Her daughter’s no better…Worse, I daresay.

Vile matter, she is. Devil’s hole…

And there’s
witch
.

That word. It’s never far away. I know its weight, and the mouth’s shape when it says it. I know how folk spit with it, throw stones, hiss or grapple at me. They cross themselves and lock their doors, and cry
witch! Witch!
Like I am the plague or worse than it. Like my simple passing-by is a curse upon them, a danger, a proper woe in their lives. Like I am not a person—no feelings, no heart. No dreams in me.

Witch…
I have tried to not mind it. I’ve tried so hard.

I have tried to say
it does not hurt,
and smile. And maybe I can reason that
witch
has been a gift, in its way—or look at my life…Look at the beauty that
witch
has brought me to. Such pink-sky dawns, and waterfalls, and long, grey beaches with a thundering sea, and look what people I met—what people! I’ve met some sovereign lives. I’ve met wise, giving, spirited lives which I would not have done, without
witch
. What love it showed me, too. No
witch,
and I would not have met the man who made me think
him, him, him
—all the time. Him, who tucked a strand of my hair behind my ear. Him who said
you…

Alasdair.

Witch
did that. So maybe it’s been worth it all, in the end.

 

 

I
WAIT
for my death. I think
him,
and wonder how many days I have left to think it in. I turn my hands over, and stare. I feel my bones under my skin—my shins, my little hips—and wonder what will happen to them when I’m gone.

I wonder plenty.

Like
who will remember me? Who?

There are one or two, maybe. Like Alasdair. Like his brother, who never quite trusted me, for I was English-sounding, and strange-looking. I had my lonesome ways.

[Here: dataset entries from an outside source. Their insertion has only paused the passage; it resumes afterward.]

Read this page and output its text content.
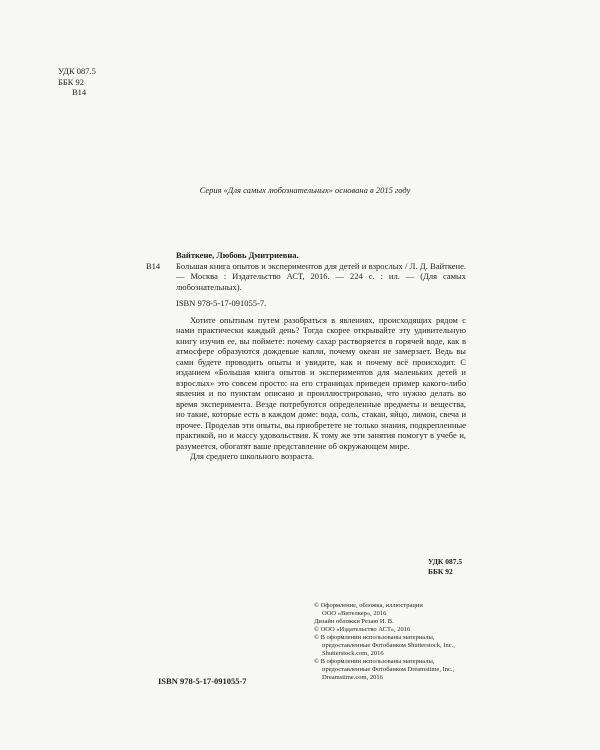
УДК 087.5
ББК 92
В14
Серия «Для самых любознательных» основана в 2015 году
Вайткене, Любовь Дмитриевна.
В14	Большая книга опытов и экспериментов для детей и взрослых / Л. Д. Вайткене. — Москва : Издательство АСТ, 2016. — 224 с. : ил. — (Для самых любознательных).
ISBN 978-5-17-091055-7.

Хотите опытным путем разобраться в явлениях, происходящих рядом с нами практически каждый день? Тогда скорее открывайте эту удивительную книгу изучив ее, вы поймете: почему сахар растворяется в горячей воде, как в атмосфере образуются дождевые капли, почему океан не замерзает. Ведь вы сами будете проводить опыты и увидите, как и почему всё происходит. С изданием «Большая книга опытов и экспериментов для маленьких детей и взрослых» это совсем просто: на его страницах приведен пример какого-либо явления и по пунктам описано и проиллюстрировано, что нужно делать во время эксперимента. Везде потребуются определенные предметы и вещества, но такие, которые есть в каждом доме: вода, соль, стакан, яйцо, лимон, свеча и прочее. Проделав эти опыты, вы приобретете не только знания, подкрепленные практикой, но и массу удовольствия. К тому же эти занятия помогут в учебе и, разумеется, обогатят ваше представление об окружающем мире.

Для среднего школьного возраста.

УДК 087.5
ББК 92
© Оформление, обложка, иллюстрации
ООО «Вителкер», 2016
Дизайн обложки Резаю И. В.
© ООО «Издательство АСТ», 2016
© В оформлении использованы материалы,
предоставленные Фотобанком Shutterstock, Inc.,
Shutterstock.com, 2016
© В оформлении использованы материалы,
предоставленные Фотобанком Dreamstime, Inc.,
Dreamstime.com, 2016
ISBN 978-5-17-091055-7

And Gormshuil. She’ll remember me. What a mind she had, tucked inside that hairless skull—what sight, what knowing…
Blood comes,
she said to me.
A man will find you. A man will come to you, and see your iron wrists, your small feet.
What were those words? I brushed them away, as she said them. I thought it was henbane talking, or some half-had dream of hers.

But blood was spilled, in Glencoe, like she said. Blood did come.

 

 

A
MAN
will find you.

I hear these words, now.

A man will find you. Iron wrists.

Some things we know. We hear them, and think
I know
—like we’ve always had the knowledge waiting in ourselves. And I know. She was right. There was a light in Gormshuil when she said
iron wrists
—a wide, astonished light, as if she’d never been so sure. Like how a deer is, when it lifts its head and sees you, and is scared—for it knows you are real, and breathing, and that you’ve crouched there all this while.

 

 

S
O
I wait. With my shackles, and dirt.

I wait, and he comes. A man I’ve never met is riding to my cell.

When I tuck up in the straw, I stare into the dark and see my other lives. I see the bogs, the glen. But I also see his face.

His spectacles.

His neat, buckled shoes, and leather case.